Supplies of oil and natural gas are such that the push for offshore drilling seems to have ebbed, so to speak.
But Gov. Roy Cooper is right to take a stand, and a strong one, against opening the waters of the Atlantic Ocean to offshore oil-and-gas drilling.
Cooper took his stand, appropriately, at Fort Macon State Park at the beach in Carteret County. He’s going to have the state Department of Environmental Quality submit formal arguments against such drilling off the Tar Heel coast to the U.S. Department of the Interior, but Cooper himself is four-square: The ban on this kind of drilling, the governor believes, isn’t just about protecting the environment and the ecosystems and wildlife along North Carolina’s coast, but also has a practical benefit – ensuring that North Carolina’s tourist economy isn’t put at risk.

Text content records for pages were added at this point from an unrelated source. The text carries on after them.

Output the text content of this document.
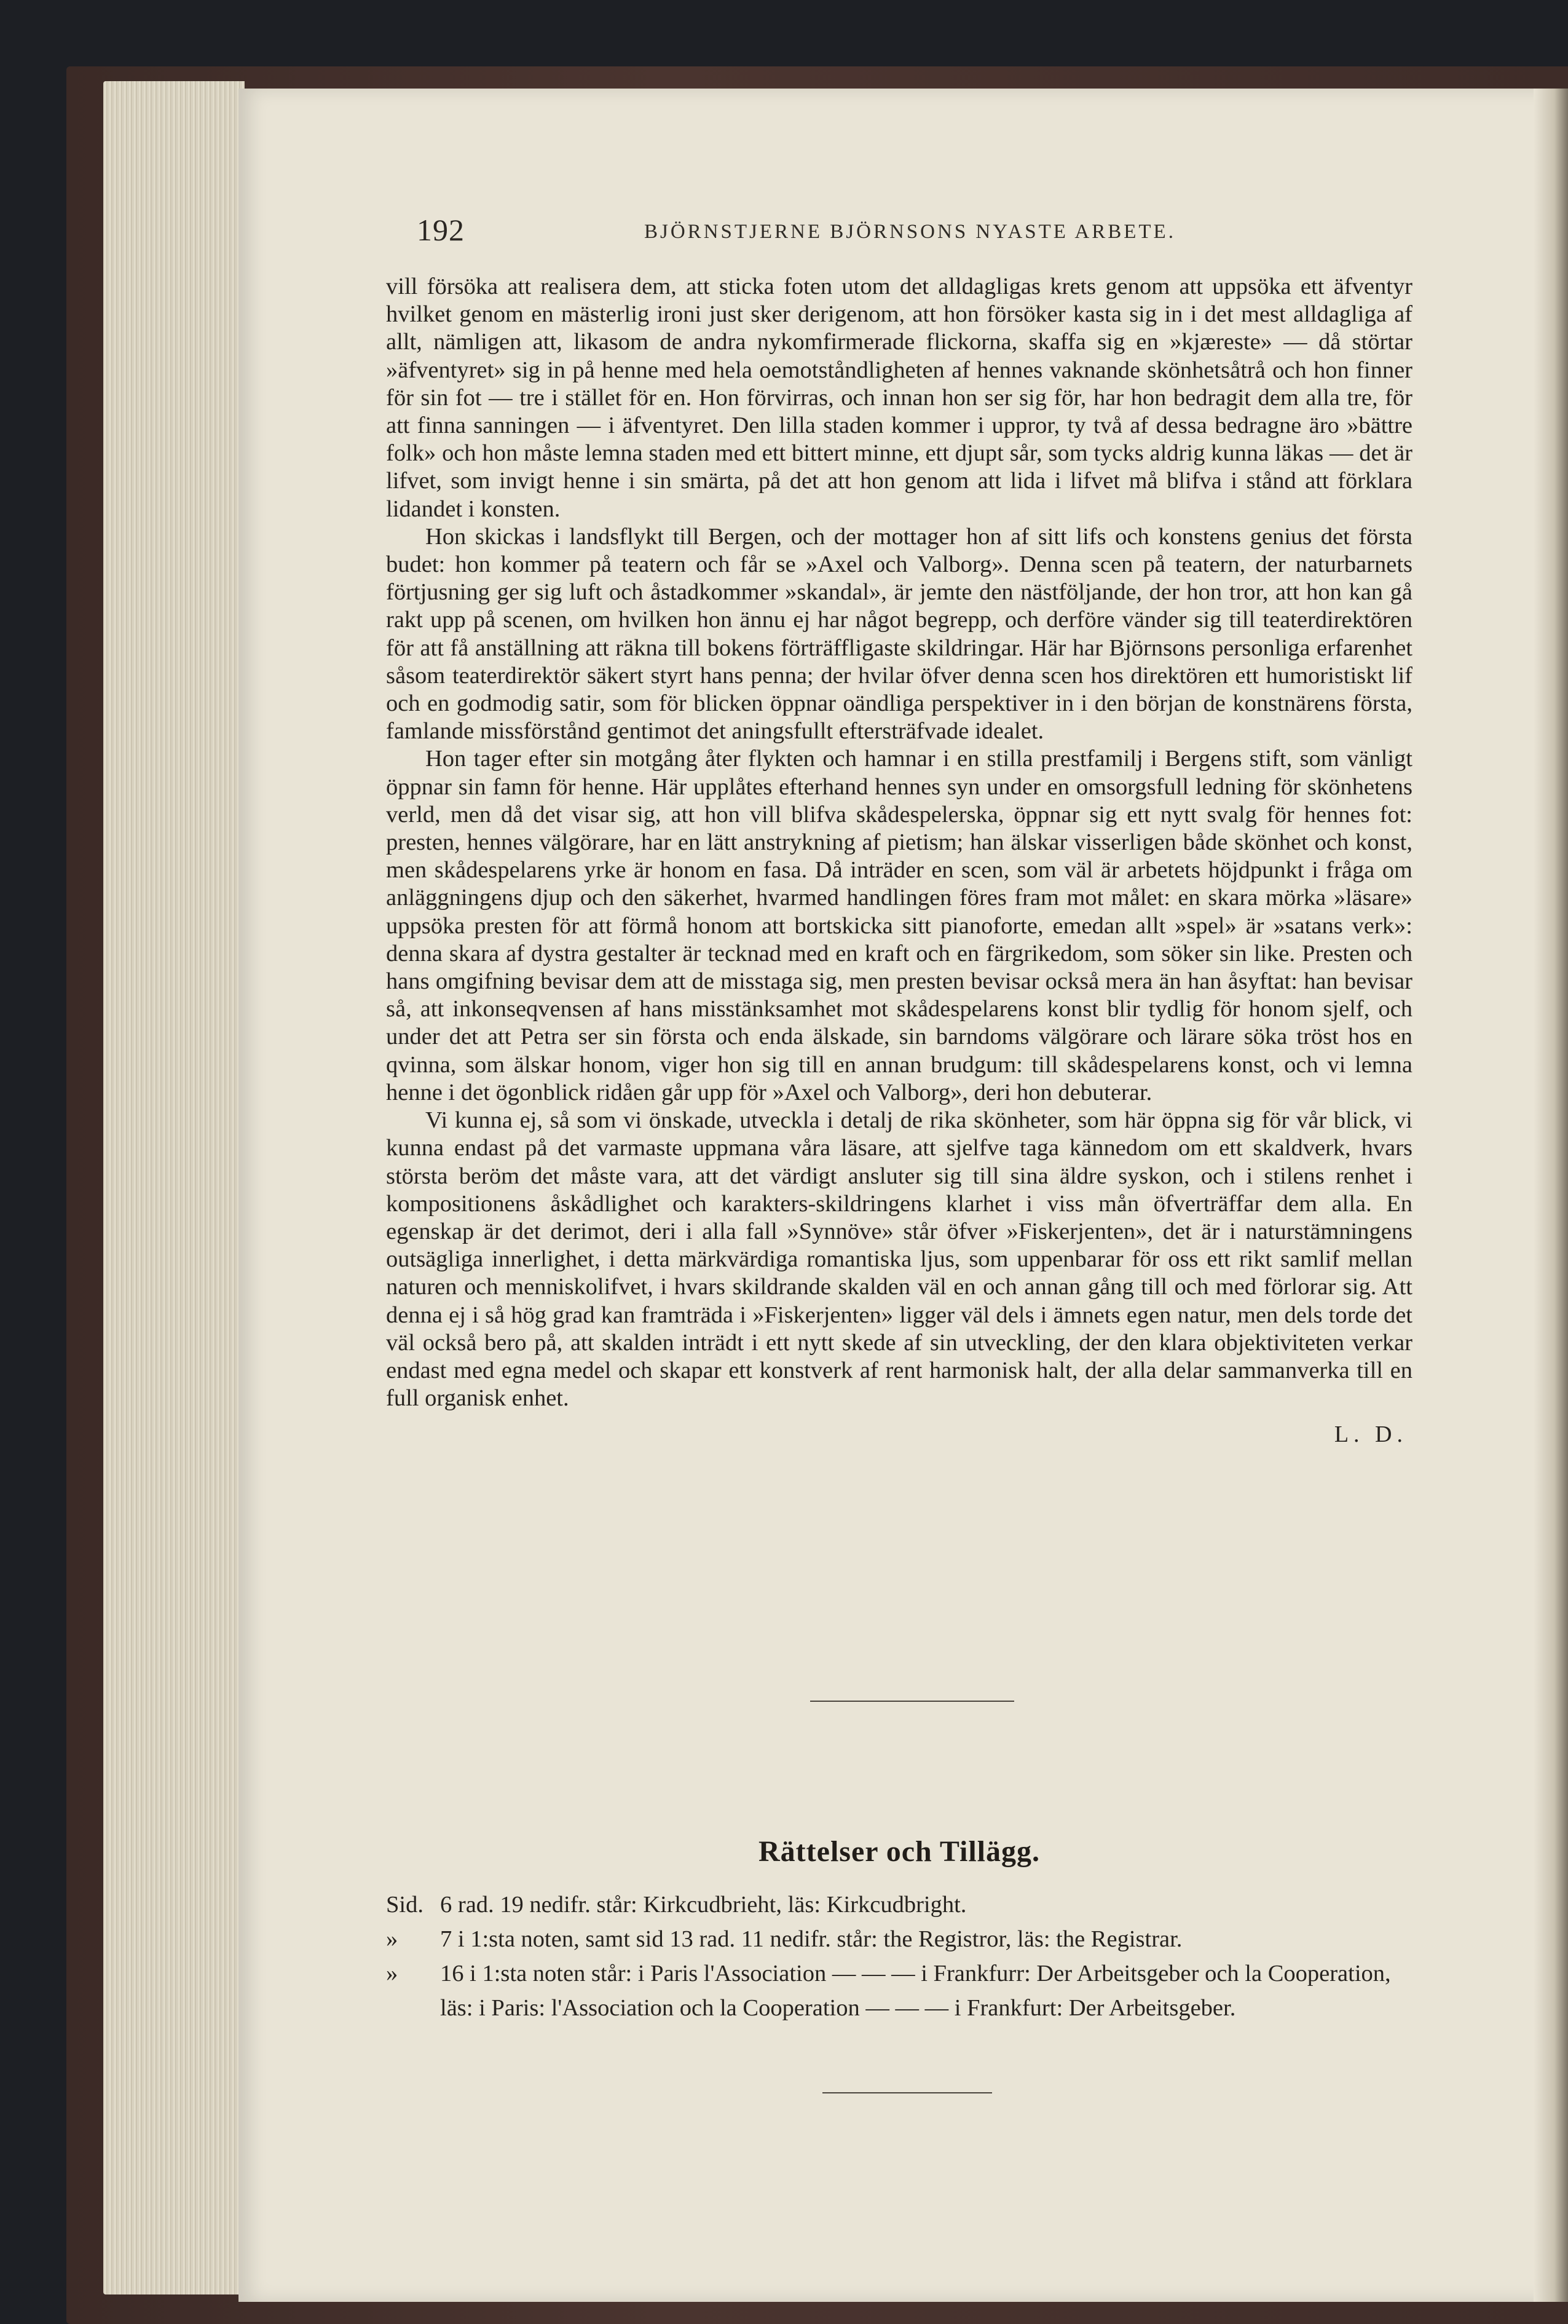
192	BJÖRNSTJERNE BJÖRNSONS NYASTE ARBETE.

vill försöka att realisera dem, att sticka foten utom det alldagligas krets genom att uppsöka ett äfventyr hvilket genom en mästerlig ironi just sker derigenom, att hon försöker kasta sig in i det mest alldagliga af allt, nämligen att, likasom de andra nykomfirmerade flickorna, skaffa sig en »kjæreste» — då störtar »äfventyret» sig in på henne med hela oemotståndligheten af hennes vaknande skönhetsåtrå och hon finner för sin fot — tre i stället för en. Hon förvirras, och innan hon ser sig för, har hon bedragit dem alla tre, för att finna sanningen — i äfventyret. Den lilla staden kommer i uppror, ty två af dessa bedragne äro »bättre folk» och hon måste lemna staden med ett bittert minne, ett djupt sår, som tycks aldrig kunna läkas — det är lifvet, som invigt henne i sin smärta, på det att hon genom att lida i lifvet må blifva i stånd att förklara lidandet i konsten.

Hon skickas i landsflykt till Bergen, och der mottager hon af sitt lifs och konstens genius det första budet: hon kommer på teatern och får se »Axel och Valborg». Denna scen på teatern, der naturbarnets förtjusning ger sig luft och åstadkommer »skandal», är jemte den nästföljande, der hon tror, att hon kan gå rakt upp på scenen, om hvilken hon ännu ej har något begrepp, och derföre vänder sig till teaterdirektören för att få anställning att räkna till bokens förträffligaste skildringar. Här har Björnsons personliga erfarenhet såsom teaterdirektör säkert styrt hans penna; der hvilar öfver denna scen hos direktören ett humoristiskt lif och en godmodig satir, som för blicken öppnar oändliga perspektiver in i den början de konstnärens första, famlande missförstånd gentimot det aningsfullt eftersträfvade idealet.

Hon tager efter sin motgång åter flykten och hamnar i en stilla prestfamilj i Bergens stift, som vänligt öppnar sin famn för henne. Här upplåtes efterhand hennes syn under en omsorgsfull ledning för skönhetens verld, men då det visar sig, att hon vill blifva skådespelerska, öppnar sig ett nytt svalg för hennes fot: presten, hennes välgörare, har en lätt anstrykning af pietism; han älskar visserligen både skönhet och konst, men skådespelarens yrke är honom en fasa. Då inträder en scen, som väl är arbetets höjdpunkt i fråga om anläggningens djup och den säkerhet, hvarmed handlingen föres fram mot målet: en skara mörka »läsare» uppsöka presten för att förmå honom att bortskicka sitt pianoforte, emedan allt »spel» är »satans verk»: denna skara af dystra gestalter är tecknad med en kraft och en färgrikedom, som söker sin like. Presten och hans omgifning bevisar dem att de misstaga sig, men presten bevisar också mera än han åsyftat: han bevisar så, att inkonseqvensen af hans misstänksamhet mot skådespelarens konst blir tydlig för honom sjelf, och under det att Petra ser sin första och enda älskade, sin barndoms välgörare och lärare söka tröst hos en qvinna, som älskar honom, viger hon sig till en annan brudgum: till skådespelarens konst, och vi lemna henne i det ögonblick ridåen går upp för »Axel och Valborg», deri hon debuterar.

Vi kunna ej, så som vi önskade, utveckla i detalj de rika skönheter, som här öppna sig för vår blick, vi kunna endast på det varmaste uppmana våra läsare, att sjelfve taga kännedom om ett skaldverk, hvars största beröm det måste vara, att det värdigt ansluter sig till sina äldre syskon, och i stilens renhet i kompositionens åskådlighet och karakters-skildringens klarhet i viss mån öfverträffar dem alla. En egenskap är det derimot, deri i alla fall »Synnöve» står öfver »Fiskerjenten», det är i naturstämningens outsägliga innerlighet, i detta märkvärdiga romantiska ljus, som uppenbarar för oss ett rikt samlif mellan naturen och menniskolifvet, i hvars skildrande skalden väl en och annan gång till och med förlorar sig. Att denna ej i så hög grad kan framträda i »Fiskerjenten» ligger väl dels i ämnets egen natur, men dels torde det väl också bero på, att skalden inträdt i ett nytt skede af sin utveckling, der den klara objektiviteten verkar endast med egna medel och skapar ett konstverk af rent harmonisk halt, der alla delar sammanverka till en full organisk enhet.

L. D.
Rättelser och Tillägg.
Sid. 6 rad. 19 nedifr. står: Kirkcudbrieht, läs: Kirkcudbright.
»	7 i 1:sta noten, samt sid 13 rad. 11 nedifr. står: the Registror, läs: the Registrar.
»	16 i 1:sta noten står: i Paris l'Association — — — i Frankfurr: Der Arbeitsgeber och la Cooperation, läs: i Paris: l'Association och la Cooperation — — — i Frankfurt: Der Arbeitsgeber.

One oil spill, after all, could mean tens of millions of dollars – hundreds of millions, for that matter. This isn’t discussed much by Republicans, who wrongly contend that the economic benefits of oil and natural gas exploration outweigh the risks. They’re wrong, and they always have been.
President Barack Obama had declared on his watch that Atlantic and Arctic waters would not be subject to future offshore drilling, but President Trump of course bowed to the business lobby, and to his own antipathy toward President Obama, in ordering the federal government to start again reviewing requests for drilling permits. Cooper is acting on his own and with right on his side.